History: A 66 year old male presented with increasing left upper quadrant abdominal pain of two weeks duration. Physical examination showed splenomegaly and multiple violaceous, indurated, non-erythematous cutaneous nodules on the back and torso that ranged from 3 to 6 cm in diameter.
A CT scan showed splenomegaly and mild abdominal lymphadenopathy as well as scattered small lymph nodes in the pretracheal region, suspicious for lymphoma.
A skin biopsy showed a dense atypical monomorphic cell infiltrate involving the full thickness of the dermis with extension into the subcutis (Fig. 1). The cells were medium to large in size with oval or folded nuclei, smooth to granular chromatin, occasional nucleoli, and small to moderate amount of pale eosinophilic cytoplasm (Fig. 2-3). Mitotic figures and scattered apoptotic bodies were common. The overlying epidermis was unremarkable and there was a well preserved Grenz zone. The tumor cells were positive for CD4 and CD56 (Fig. 4) as well as for CD43 and focally weakly for CD163. They were negative for CD3, CD20, CD79a, myeloperoxidase, cytotoxic T-cell marker TIA-1, Granzyme-B and CD57.

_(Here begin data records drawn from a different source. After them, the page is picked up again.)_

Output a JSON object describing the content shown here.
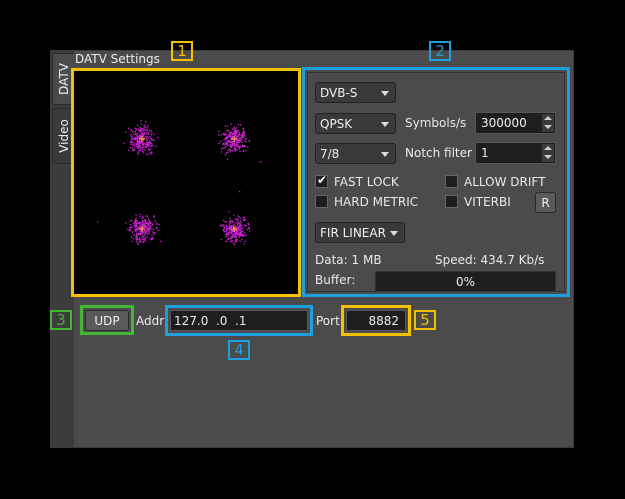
{
  "tabs": {
    "datv": "DATV",
    "video": "Video"
  },
  "title": "DATV Settings",
  "callouts": {
    "c1": "1",
    "c2": "2",
    "c3": "3",
    "c4": "4",
    "c5": "5"
  },
  "settings": {
    "standard": "DVB-S",
    "modulation": "QPSK",
    "fec": "7/8",
    "symbols_label": "Symbols/s",
    "symbols_value": "300000",
    "notch_label": "Notch filter",
    "notch_value": "1",
    "fast_lock_label": "FAST LOCK",
    "fast_lock_checked": true,
    "allow_drift_label": "ALLOW DRIFT",
    "hard_metric_label": "HARD METRIC",
    "viterbi_label": "VITERBI",
    "reset_label": "R",
    "filter": "FIR LINEAR",
    "data_label": "Data: 1 MB",
    "speed_label": "Speed: 434.7 Kb/s",
    "buffer_label": "Buffer:",
    "buffer_value": "0%"
  },
  "udp": {
    "udp_label": "UDP",
    "addr_label": "Addr",
    "addr_value": "127.0  .0  .1",
    "port_label": "Port",
    "port_value": "8882"
  },
  "colors": {
    "yellow": "#f2c200",
    "blue": "#1e9fe0",
    "green": "#44b535",
    "constellation": "#d020d8"
  }
}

The patient also had pancytopenia with about 6% atypical mononuclear cells in the peripheral blood. The marrow biopsy was solidly cellular and the aspirate yielded a dry tap. The bilateral trephine biopsies showed 50% infiltration by tumor cells which were similar to those seen in the skin biopsy. The tumor cells stained positively for CD4 and CD56. Immunophenotyping by flow cytometry showed 25% of the neoplastic cells expressing CD4 dim, CD5, CD38, CD43, CD45, CD56, and HLA-DR, but not CD2, cytoplasmic or surface CD3, CD7, CD8, TdT, and/or other myeloid and monocytic markers.
Diagnosis: “CD4+/CD56+ Hematodermic Neoplasm”
Renuka Agrawal M.D., Jun Wang M.D., and Donald R. Chase M.D.
Department of Pathology, Loma Linda University and Medical Center
California Tumor Tissue Registry
Discussion: Hematodermic neoplasm is the favored term for a neoplasm formerly known as blastic NK-cell lymphoma which is CD4 and CD56 positive (per the WHO and the European Organization for the Research and Treatment of Cancer (EORTC) consensus classification for cutaneous lymphomas). It was first described by Adachi et al in 1994.
Hematodermic Neoplasm (HDN) is a rare malignancy, which typically affects middle aged or elderly patients, usually males, who initially present with widespread skin infiltration (purplish papules, nodules, or bruise like skin lesions), that have a predilection for the trunk but may also involve the extremities and the head and neck, followed closely by lymph node, spleen and bone marrow involvement, often terminating in the leukemic phase with a fatal course.
Histologically, these tumors involve the dermis and sometimes the subcutaneous tissue, but show no epidermotropism. The infiltrates are composed of monotonous, medium sized mononuclear cells, with sparse cytoplasm and finely dispersed chromatin, and absent or indistinct nucleoli resembling lymphoblasts or myeloblasts. Frequent mitotic figures may be seen, but there is generally no necrosis or angioinvasion.
The cell of origin is believed to be a plasmacytoid dendritic cell precursor which appears to be related to plasmacytoid monocytes because it also expresses CD68 and bright levels of CD123. High levels of CD123 (IL3 receptor alpha chain) is a distinctive characteristic of plasmacytoid monocytes and HDN and can probably be used for either prognostic or therapeutic purposes as well as CD20 in B-cell lymphomas.
The tumor cells usually have a staining pattern of CD4+, CD56+, CD8-, CD7-/+,
CD2-/+, CD43+, CD45RA+, and do not express surface and cytoplasmic CD3 nor cytotoxic proteins. TdT may be positive.
As lymphoblastic and myeloblastic neoplasms can also be positive for CD56, stains for CD3 and myeloperoxidase should always be performed to exclude them. Rarely, myelomonocytic cells co-express CD4, CD56, and CD123. Therefore, high levels of CD123 expression can be used to discriminate HDN from non-Hodgkin’s lymphoma but alone are not sufficient to rule out myelomonocytic malignancies.
T-cell receptor genes are not rearranged and there is no association with oncogenic transformation by Epstein Barr virus.
HDN has a highly aggressive behavior and poor prognosis with a median survival time of 14 months. Patients are best treated with regimes used in acute leukemias. Although chemotherapy usually results in complete remission there is almost always a quick relapse unresponsive to further chemotherapy.